Using different genes

COI is the default, but 16S rRNA (more conserved, better for deeper splits) and cytochrome b (large GenBank database) both work well. Multi-gene analyses are more powerful but require sequences from the same individuals; don't mix accessions across genes from different specimens.

Scaling up with TAMU-HPRC

For 50+ species or Bayesian runs with ngen=5,000,000+, a laptop isn't practical. TAMU-HPRC is free for students and faculty and can finish the same MrBayes run in hours. Get started at hprc.tamu.edu; create an account, complete the orientation, and submit via SLURM.

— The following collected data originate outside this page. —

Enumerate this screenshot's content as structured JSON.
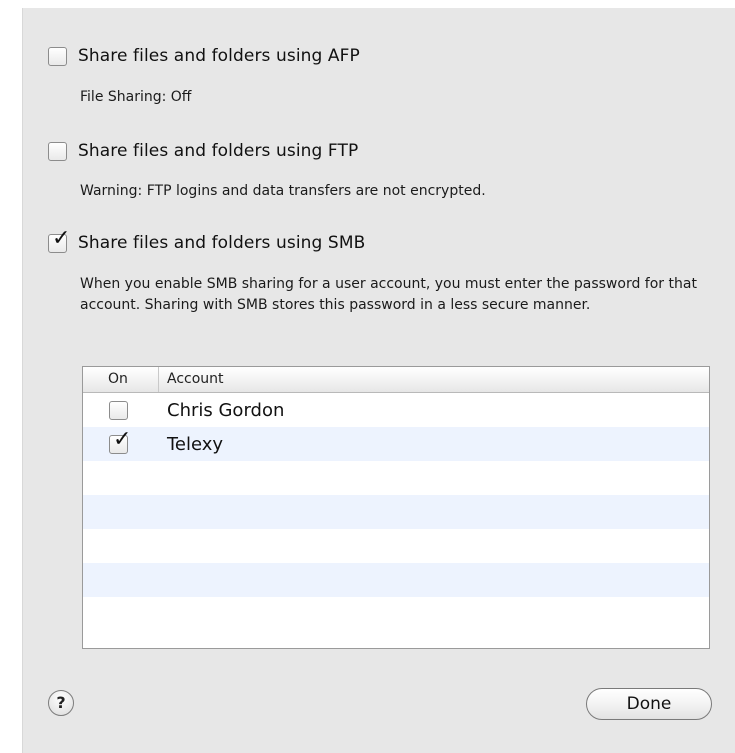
{
  "options": [
    {
      "label": "Share files and folders using AFP",
      "checked": false,
      "note": "File Sharing: Off"
    },
    {
      "label": "Share files and folders using FTP",
      "checked": false,
      "note": "Warning: FTP logins and data transfers are not encrypted."
    },
    {
      "label": "Share files and folders using SMB",
      "checked": true,
      "note": "When you enable SMB sharing for a user account, you must enter the password for that account. Sharing with SMB stores this password in a less secure manner."
    }
  ],
  "accounts_table": {
    "columns": [
      "On",
      "Account"
    ],
    "rows": [
      {
        "on": false,
        "account": "Chris Gordon"
      },
      {
        "on": true,
        "account": "Telexy"
      }
    ]
  },
  "help_button": {
    "label": "?"
  },
  "done_button": {
    "label": "Done"
  },
  "check_glyph": "✓",
  "colors": {
    "panel_background": "#e7e7e7",
    "alt_row": "#edf3fe"
  }
}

I added a species and it clusters somewhere completely unexpected. Is my sequence wrong?

Check in order: (1) verify the FASTA header matches the label you expect; copy-paste errors are common; (2) BLAST the sequence at blast.ncbi.nlm.nih.gov; if the top hit is a different species, the GenBank entry was mislabeled

I want to use 16S or cytb instead of COI. What changes in the scripts?

Just swap the FASTA file in Script 00; update the path in readDNAStringSet(). Alignment length will differ (16S ~500 bp, cytb ~1,100 bp) but msa() handles any length. You may need larger ngen if using shorter sequences.